Despite the progress in alloHSCT procedures, the prevalence of cGvHD continues to grow [20], and it remains one of the main causes of long-term mortality and morbidity for patients surviving for longer than 2 years after alloHSCT [21]. Oral cGvHD is clinically diagnosed by history, context, and clinical examination [12]. According to NIH criteria, lichen planus-like changes belong to diagnostic clinical signs for cGvHD, while erythematous and ulcerative changes are distinctive signs [13]. Oral lesions frequently accompany involvement of other organs and treatment is based on systemic therapy with local topical treatment including high-potency glucocorticosteroids and calcineurin inhibitors [12]. The differential diagnosis of oral changes in the late phase after alloHSCT includes cGvHD but also infectious and other immunological reactions such as Stevens-Johnson syndrome. Clinical history and exclusion of infection are of foremost importance.

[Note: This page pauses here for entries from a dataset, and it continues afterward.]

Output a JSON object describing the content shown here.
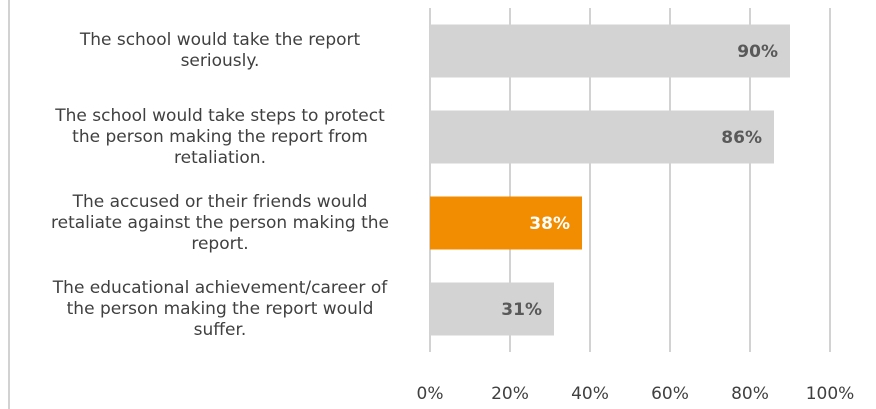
{
  "chart_data": {
    "type": "bar",
    "orientation": "horizontal",
    "title": "",
    "xlabel": "",
    "ylabel": "",
    "categories": [
      "The school would take the report seriously.",
      "The school would take steps to protect the person making the report from retaliation.",
      "The accused or their friends would retaliate against the person making the report.",
      "The educational achievement/career of the person making the report would suffer."
    ],
    "values": [
      90,
      86,
      38,
      31
    ],
    "value_labels": [
      "90%",
      "86%",
      "38%",
      "31%"
    ],
    "highlight_index": 2,
    "xlim": [
      0,
      100
    ],
    "x_ticks": [
      "0%",
      "20%",
      "40%",
      "60%",
      "80%",
      "100%"
    ],
    "grid": "vertical",
    "legend": "none",
    "colors": {
      "bar": "#d3d3d3",
      "highlight": "#f28c00",
      "label_on_bar": "#595959",
      "label_on_highlight": "#ffffff",
      "grid": "#a6a6a6",
      "text": "#404040"
    }
  },
  "category_label_lines": [
    [
      "The school would take the report",
      "seriously."
    ],
    [
      "The school would take steps to protect",
      "the person making the report from",
      "retaliation."
    ],
    [
      "The accused or their friends would",
      "retaliate against the person making the",
      "report."
    ],
    [
      "The educational achievement/career of",
      "the person making the report would",
      "suffer."
    ]
  ]
}
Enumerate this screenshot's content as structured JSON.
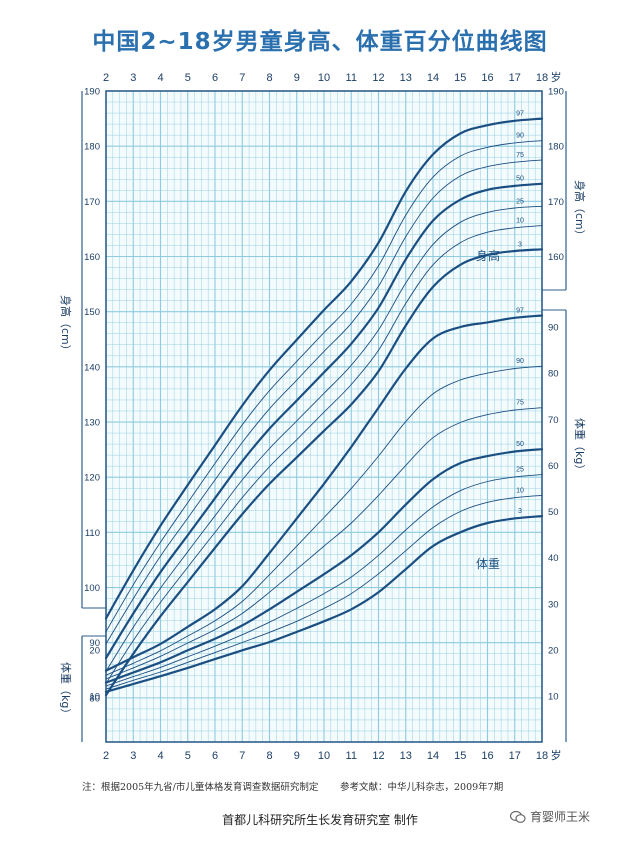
{
  "title": "中国2~18岁男童身高、体重百分位曲线图",
  "note": "注：根据2005年九省/市儿童体格发育调查数据研究制定",
  "reference": "参考文献：中华儿科杂志，2009年7期",
  "producer": "首都儿科研究所生长发育研究室  制作",
  "watermark": "育婴师王米",
  "chart_data": {
    "type": "line",
    "x_ticks": [
      "2",
      "3",
      "4",
      "5",
      "6",
      "7",
      "8",
      "9",
      "10",
      "11",
      "12",
      "13",
      "14",
      "15",
      "16",
      "17",
      "18"
    ],
    "x_unit": "岁",
    "height_axis": {
      "label": "身高",
      "unit": "（cm）",
      "range": [
        72,
        190
      ],
      "ticks": [
        "80",
        "90",
        "100",
        "110",
        "120",
        "130",
        "140",
        "150",
        "160",
        "170",
        "180",
        "190"
      ]
    },
    "weight_axis": {
      "label": "体重",
      "unit": "（kg）",
      "range": [
        0,
        100
      ],
      "ticks": [
        "10",
        "20",
        "30",
        "40",
        "50",
        "60",
        "70",
        "80",
        "90"
      ]
    },
    "height_label": "身高",
    "weight_label": "体重",
    "ages": [
      2,
      3,
      4,
      5,
      6,
      7,
      8,
      9,
      10,
      11,
      12,
      13,
      14,
      15,
      16,
      17,
      18
    ],
    "height_series": [
      {
        "name": "97",
        "major": true,
        "values": [
          94.4,
          103.1,
          111.2,
          118.6,
          125.8,
          133.0,
          139.4,
          144.9,
          150.3,
          155.5,
          162.5,
          171.8,
          178.5,
          182.3,
          183.8,
          184.6,
          185.0
        ]
      },
      {
        "name": "90",
        "major": false,
        "values": [
          92.0,
          100.5,
          108.2,
          115.4,
          122.5,
          129.5,
          135.7,
          141.0,
          146.2,
          151.4,
          158.3,
          167.5,
          174.4,
          178.2,
          179.8,
          180.6,
          181.0
        ]
      },
      {
        "name": "75",
        "major": false,
        "values": [
          89.8,
          98.0,
          105.7,
          112.6,
          119.5,
          126.3,
          132.4,
          137.6,
          142.8,
          147.9,
          154.6,
          163.6,
          170.6,
          174.6,
          176.3,
          177.1,
          177.5
        ]
      },
      {
        "name": "50",
        "major": true,
        "values": [
          87.2,
          95.3,
          102.8,
          109.5,
          116.2,
          122.9,
          128.8,
          133.9,
          139.0,
          144.2,
          150.7,
          159.5,
          166.5,
          170.3,
          172.1,
          172.8,
          173.2
        ]
      },
      {
        "name": "25",
        "major": false,
        "values": [
          84.8,
          92.8,
          99.9,
          106.5,
          113.0,
          119.5,
          125.2,
          130.2,
          135.2,
          140.3,
          146.7,
          155.2,
          162.2,
          166.2,
          168.0,
          168.8,
          169.1
        ]
      },
      {
        "name": "10",
        "major": false,
        "values": [
          82.6,
          90.4,
          97.3,
          103.7,
          110.0,
          116.3,
          121.9,
          126.8,
          131.8,
          136.8,
          143.0,
          151.5,
          158.5,
          162.5,
          164.4,
          165.2,
          165.6
        ]
      },
      {
        "name": "3",
        "major": true,
        "values": [
          80.5,
          88.0,
          94.8,
          101.0,
          107.2,
          113.3,
          118.8,
          123.6,
          128.4,
          133.2,
          139.2,
          147.5,
          154.5,
          158.5,
          160.3,
          161.0,
          161.3
        ]
      }
    ],
    "weight_series": [
      {
        "name": "97",
        "major": true,
        "values": [
          15.5,
          18.4,
          21.3,
          25.0,
          28.8,
          33.8,
          41.0,
          48.5,
          56.0,
          64.0,
          72.5,
          81.0,
          87.5,
          90.0,
          91.0,
          92.0,
          92.5
        ]
      },
      {
        "name": "90",
        "major": false,
        "values": [
          14.5,
          17.1,
          19.8,
          23.0,
          26.3,
          30.5,
          36.3,
          42.5,
          48.7,
          55.0,
          62.0,
          69.5,
          75.5,
          78.5,
          80.0,
          81.0,
          81.5
        ]
      },
      {
        "name": "75",
        "major": false,
        "values": [
          13.7,
          16.1,
          18.6,
          21.5,
          24.4,
          27.9,
          32.5,
          37.5,
          42.5,
          47.5,
          53.5,
          60.0,
          66.0,
          69.3,
          71.0,
          72.0,
          72.5
        ]
      },
      {
        "name": "50",
        "major": true,
        "values": [
          12.9,
          15.1,
          17.3,
          19.9,
          22.4,
          25.3,
          28.8,
          32.6,
          36.4,
          40.5,
          45.5,
          51.5,
          57.0,
          60.5,
          62.0,
          63.0,
          63.5
        ]
      },
      {
        "name": "25",
        "major": false,
        "values": [
          12.2,
          14.2,
          16.2,
          18.5,
          20.8,
          23.3,
          26.0,
          29.0,
          32.2,
          35.8,
          40.5,
          46.0,
          51.0,
          54.5,
          56.5,
          57.5,
          58.0
        ]
      },
      {
        "name": "10",
        "major": false,
        "values": [
          11.5,
          13.4,
          15.2,
          17.3,
          19.4,
          21.6,
          23.8,
          26.2,
          29.0,
          32.2,
          36.5,
          41.5,
          46.5,
          50.0,
          52.0,
          53.0,
          53.5
        ]
      },
      {
        "name": "3",
        "major": true,
        "values": [
          10.9,
          12.6,
          14.3,
          16.1,
          18.0,
          19.9,
          21.7,
          23.9,
          26.2,
          28.8,
          32.5,
          37.5,
          42.5,
          45.5,
          47.5,
          48.5,
          49.0
        ]
      }
    ],
    "colors": {
      "grid": "#8ecbe0",
      "frame": "#2f5f8a",
      "curve": "#1b4f82",
      "tick_text": "#1d3f66",
      "title": "#2a6fae"
    }
  }
}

Histopathology may be not conclusive, as diffuse T cell infiltration was reported in the labial minor salivary glands and in the buccal mucosa in oral cGvHD, with other features including thickening of the epithelium, interface submucosal lymphocytic infiltrate, epithelial atrophy, and basal cell apoptosis and degeneration [12]. Such diffuse T cell infiltration has also been reported in autoimmune or chronic inflammatory diseases that clinically resemble cGvHD [12].

Conclusions

On the basis of the dermoscopic presentation, we found the following types of lip vermillion morphology in patients suffering from chronic GvHD: (1) lichen planus-like (with Wickham striae); (2) lichen sclerosus-like with predominance of linear, white homogenous areas; (3) resembling discoid lupus erythematosus with blood spots, brown dots, and erosions; (4) resembling actinic cheilitis with fissures and/or ulceration.

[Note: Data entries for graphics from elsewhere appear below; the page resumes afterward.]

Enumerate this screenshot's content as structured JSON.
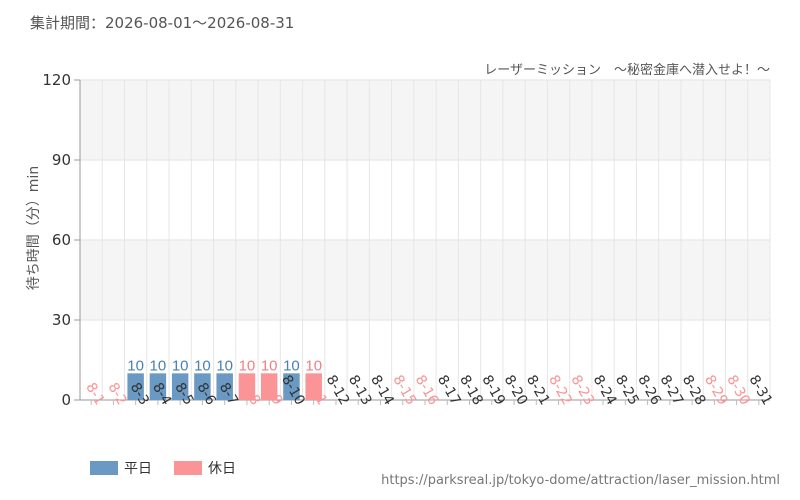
{
  "header": {
    "period": "集計期間：2026-08-01～2026-08-31"
  },
  "legend": [
    {
      "label": "平日",
      "color": "#6a9ac4"
    },
    {
      "label": "休日",
      "color": "#fb9496"
    }
  ],
  "source": "https://parksreal.jp/tokyo-dome/attraction/laser_mission.html",
  "chart_data": {
    "type": "bar",
    "title": "レーザーミッション　～秘密金庫へ潜入せよ！～",
    "ylabel": "待ち時間（分）min",
    "xlabel": "",
    "ylim": [
      0,
      120
    ],
    "yticks": [
      0,
      30,
      60,
      90,
      120
    ],
    "grid": true,
    "legend_position": "bottom-left",
    "colors": {
      "weekday": "#6a9ac4",
      "holiday": "#fb9496",
      "weekday_label": "#4a7fb0",
      "holiday_label": "#f07f82"
    },
    "categories": [
      "8-1",
      "8-2",
      "8-3",
      "8-4",
      "8-5",
      "8-6",
      "8-7",
      "8-8",
      "8-9",
      "8-10",
      "8-11",
      "8-12",
      "8-13",
      "8-14",
      "8-15",
      "8-16",
      "8-17",
      "8-18",
      "8-19",
      "8-20",
      "8-21",
      "8-22",
      "8-23",
      "8-24",
      "8-25",
      "8-26",
      "8-27",
      "8-28",
      "8-29",
      "8-30",
      "8-31"
    ],
    "holiday": [
      true,
      true,
      false,
      false,
      false,
      false,
      false,
      true,
      true,
      false,
      true,
      false,
      false,
      false,
      true,
      true,
      false,
      false,
      false,
      false,
      false,
      true,
      true,
      false,
      false,
      false,
      false,
      false,
      true,
      true,
      false
    ],
    "values": [
      null,
      null,
      10,
      10,
      10,
      10,
      10,
      10,
      10,
      10,
      10,
      null,
      null,
      null,
      null,
      null,
      null,
      null,
      null,
      null,
      null,
      null,
      null,
      null,
      null,
      null,
      null,
      null,
      null,
      null,
      null
    ]
  }
}
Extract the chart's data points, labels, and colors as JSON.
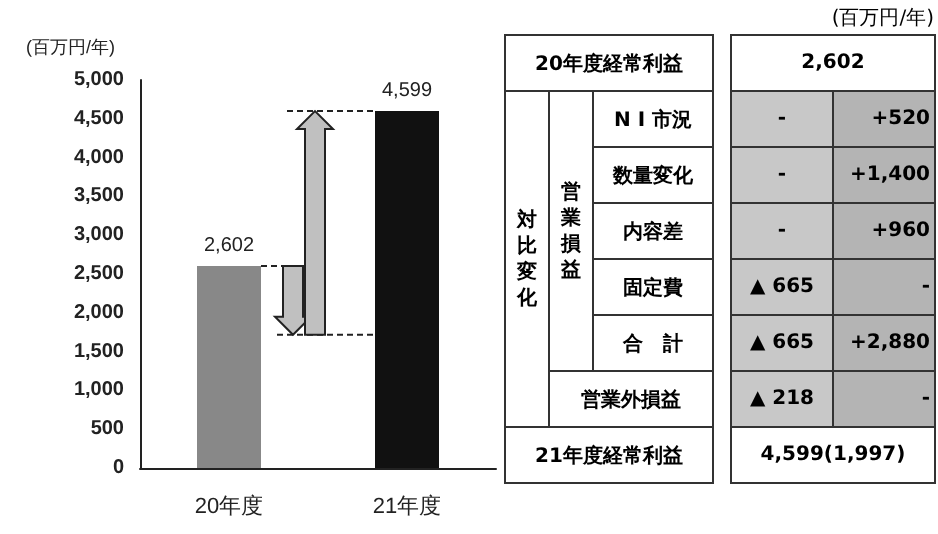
{
  "chart_data": [
    {
      "type": "bar",
      "ylabel": "(百万円/年)",
      "categories": [
        "20年度",
        "21年度"
      ],
      "values": [
        2602,
        4599
      ],
      "value_labels": [
        "2,602",
        "4,599"
      ],
      "colors": [
        "#888888",
        "#111111"
      ],
      "ylim": [
        0,
        5000
      ],
      "yticks": [
        0,
        500,
        {
          "value": 1000,
          "label": "1,000"
        },
        {
          "value": 1500,
          "label": "1,500"
        },
        {
          "value": 2000,
          "label": "2,000"
        },
        {
          "value": 2500,
          "label": "2,500"
        },
        {
          "value": 3000,
          "label": "3,000"
        },
        {
          "value": 3500,
          "label": "3,500"
        },
        {
          "value": 4000,
          "label": "4,000"
        },
        {
          "value": 4500,
          "label": "4,500"
        },
        {
          "value": 5000,
          "label": "5,000"
        }
      ],
      "grid": false
    },
    {
      "type": "other",
      "title": "(百万円/年)",
      "annotations": [
        "20年度経常利益",
        "2,602",
        "対比変化",
        "営業損益",
        "N I 市況",
        "-",
        "+520",
        "数量変化",
        "-",
        "+1,400",
        "内容差",
        "-",
        "+960",
        "固定費",
        "▲ 665",
        "-",
        "合　計",
        "▲ 665",
        "+2,880",
        "営業外損益",
        "▲ 218",
        "-",
        "21年度経常利益",
        "4,599(1,997)"
      ]
    }
  ]
}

This case series presents the first insight into the dermoscopic features of lip vermillion in patients with cGvHD. The limitations of the observation include the small number of cases and lack of control group. Further prospective studies with dermoscopic pictures assessed by researchers blinded to diagnosis are needed to establish the diagnostic accuracy of dermoscopy of lip lesions in cGvHD.

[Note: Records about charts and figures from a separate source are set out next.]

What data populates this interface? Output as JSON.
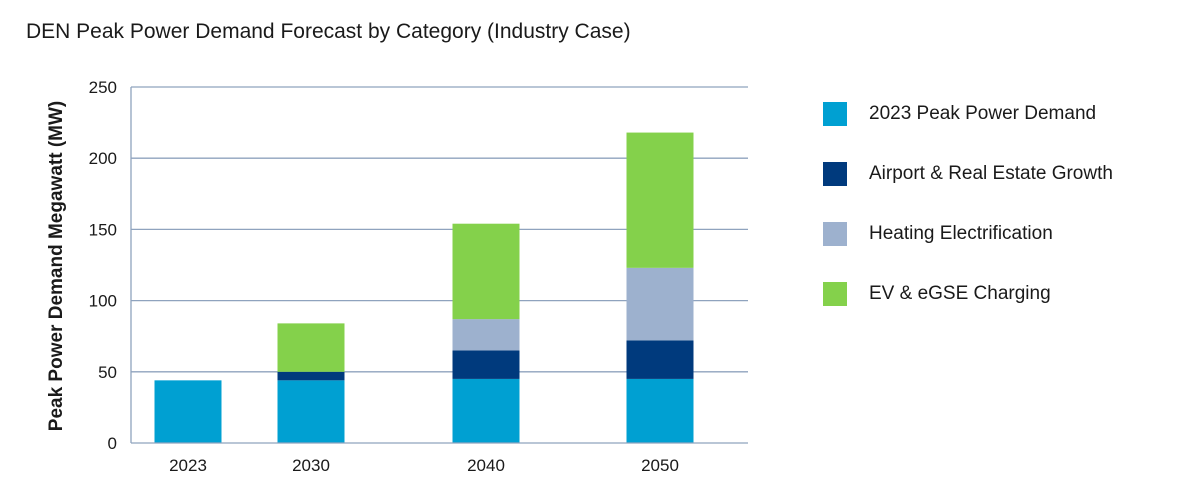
{
  "chart_data": {
    "type": "bar",
    "stacked": true,
    "title": "DEN Peak Power Demand Forecast by Category (Industry Case)",
    "xlabel": "",
    "ylabel": "Peak Power Demand Megawatt (MW)",
    "ylim": [
      0,
      250
    ],
    "yticks": [
      0,
      50,
      100,
      150,
      200,
      250
    ],
    "grid": true,
    "legend_position": "right",
    "categories": [
      "2023",
      "2030",
      "2040",
      "2050"
    ],
    "series": [
      {
        "name": "2023 Peak Power Demand",
        "color": "#00A0D2",
        "values": [
          44,
          44,
          45,
          45
        ]
      },
      {
        "name": "Airport & Real Estate Growth",
        "color": "#003A7D",
        "values": [
          0,
          6,
          20,
          27
        ]
      },
      {
        "name": "Heating Electrification",
        "color": "#9DB1CE",
        "values": [
          0,
          0,
          22,
          51
        ]
      },
      {
        "name": "EV & eGSE Charging",
        "color": "#84D14B",
        "values": [
          0,
          34,
          67,
          95
        ]
      }
    ]
  }
}
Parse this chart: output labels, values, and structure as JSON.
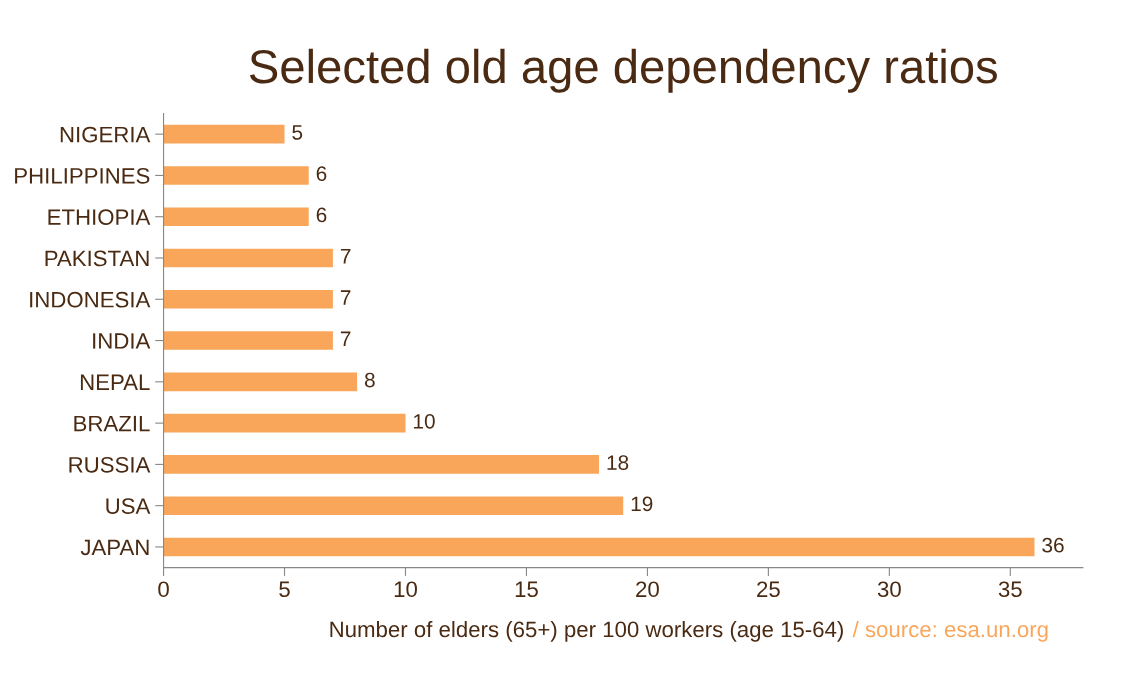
{
  "chart_data": {
    "type": "bar",
    "orientation": "horizontal",
    "title": "Selected old age dependency ratios",
    "categories": [
      "NIGERIA",
      "PHILIPPINES",
      "ETHIOPIA",
      "PAKISTAN",
      "INDONESIA",
      "INDIA",
      "NEPAL",
      "BRAZIL",
      "RUSSIA",
      "USA",
      "JAPAN"
    ],
    "values": [
      5,
      6,
      6,
      7,
      7,
      7,
      8,
      10,
      18,
      19,
      36
    ],
    "color": "#f9a65a",
    "xlim": [
      0,
      38
    ],
    "xticks": [
      0,
      5,
      10,
      15,
      20,
      25,
      30,
      35
    ],
    "xlabel": "Number of elders (65+) per 100 workers (age 15-64)",
    "annotations": [
      "/ source: esa.un.org"
    ],
    "data_labels": true,
    "grid": false,
    "legend": false
  }
}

All in all, while the clinical picture may be non-alarming, dermoscopy of the lip vermilion may show more, pointing to the diagnosis of cGvHD. Oral cavity involvement may be highly predictive of the presence of systemic cGvHD [12]; and if the diagnostic signs are present, histopathological examination is not needed to confirm the diagnosis of cGvHD [13]. Dermoscopy of lip vermillion might be an additional diagnostic tool that reveals those diagnostic features (lichen planus-like, lichen sclerosus-like lesions), sometimes subtle and not visible in naked eye examination, thus contributing important information to clinical assessment.